Plasmin-Mediated Activation of Contact System in Response to Pharmacological Thrombolysis

Abstract
Background Thrombin activity increases in patients treated with coronary thrombolysis for acute myocardial infarction, but the mechanisms are not well defined. We have shown that thrombin activity increases in plasma and whole blood incubated with plasminogen activators and appears to be plasmin mediated and dependent on activity of the factor VIIIa/IXa complex.
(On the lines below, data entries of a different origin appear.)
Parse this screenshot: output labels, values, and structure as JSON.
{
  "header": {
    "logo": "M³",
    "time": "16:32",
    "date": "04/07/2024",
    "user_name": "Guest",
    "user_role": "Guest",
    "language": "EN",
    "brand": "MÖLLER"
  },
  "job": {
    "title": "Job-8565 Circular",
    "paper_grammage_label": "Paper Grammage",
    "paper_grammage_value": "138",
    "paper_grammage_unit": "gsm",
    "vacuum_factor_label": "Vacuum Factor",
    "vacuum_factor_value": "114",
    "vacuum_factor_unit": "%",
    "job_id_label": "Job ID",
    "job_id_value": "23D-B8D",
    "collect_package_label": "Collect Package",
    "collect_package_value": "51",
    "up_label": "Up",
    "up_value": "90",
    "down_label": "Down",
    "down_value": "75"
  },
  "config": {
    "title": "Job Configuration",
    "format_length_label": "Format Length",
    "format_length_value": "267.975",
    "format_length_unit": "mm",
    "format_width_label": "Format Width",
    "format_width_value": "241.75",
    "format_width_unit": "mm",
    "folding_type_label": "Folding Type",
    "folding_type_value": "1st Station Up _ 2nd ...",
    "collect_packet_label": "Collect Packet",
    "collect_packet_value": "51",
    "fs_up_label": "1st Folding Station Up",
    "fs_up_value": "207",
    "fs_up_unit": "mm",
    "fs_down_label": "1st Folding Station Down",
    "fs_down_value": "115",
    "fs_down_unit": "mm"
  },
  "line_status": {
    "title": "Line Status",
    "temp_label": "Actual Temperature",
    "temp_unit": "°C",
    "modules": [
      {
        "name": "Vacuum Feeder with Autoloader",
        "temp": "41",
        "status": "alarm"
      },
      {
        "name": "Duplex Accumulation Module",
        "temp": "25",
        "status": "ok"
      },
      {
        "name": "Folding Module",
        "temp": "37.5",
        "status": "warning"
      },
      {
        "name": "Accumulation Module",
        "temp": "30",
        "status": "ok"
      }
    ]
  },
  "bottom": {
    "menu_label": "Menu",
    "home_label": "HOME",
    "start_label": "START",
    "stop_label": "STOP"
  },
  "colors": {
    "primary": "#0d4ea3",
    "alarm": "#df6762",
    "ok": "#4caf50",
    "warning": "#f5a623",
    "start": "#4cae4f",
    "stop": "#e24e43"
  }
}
Methods and Results In the present study, increases in thrombin activity induced by incubation of recalcified citrated plasma with 0.16 to 0.5 μmol/L plasmin at 37°C were markedly attenuated in recalcified citrated plasma deficient in factors XI or XII, prekallikrein, or high molecular weight kininogen, as well as in plasma incubated with plasmin in the presence of 3.5 μmol/L corn trypsin inhibitor, a specific factor XIIa inhibitor. Increases in thrombin activity also occurred in nonanticoagulated whole blood incubated with pharmacological concentrations of plasminogen activators and were markedly attenuated in the presence of corn trypsin inhibitor. Plasmin-mediated (0.25 μmol/L) activation of purified factor XII occurred in 0.05 mol/L Tris-HCl and 0.012 mol/L NaCl (pH 7.8) at 37°C, resulting in equimolar quantities of two fragments that corresponded to cleavage of factor XII at Arg353-Val354, the site involved in kallikrein-mediated activation of factor XII, and cleavage at Lys346-Ser347, an apparently novel site of plasmin-mediated hydrolysis of factor XII. Contact activation was also demonstrated in plasma samples from patients after treatment with fibrinolytic agents for myocardial infarction, by demonstrating cleavage of high molecular weight kininogen from its one-chain to its two-chain form by ligand blotting with 125I-prekallikrein. Conclusions Plasmin-mediated activation of the contact system of coagulation appears to account, at least in part, for increases in procoagulant activity in patients treated with fibrinolytic agents. It may also explain hypotension, by release of bradykinin from high molecular weight kininogen, and complement activation, by activated factor XII, that has been demonstrated in these patients.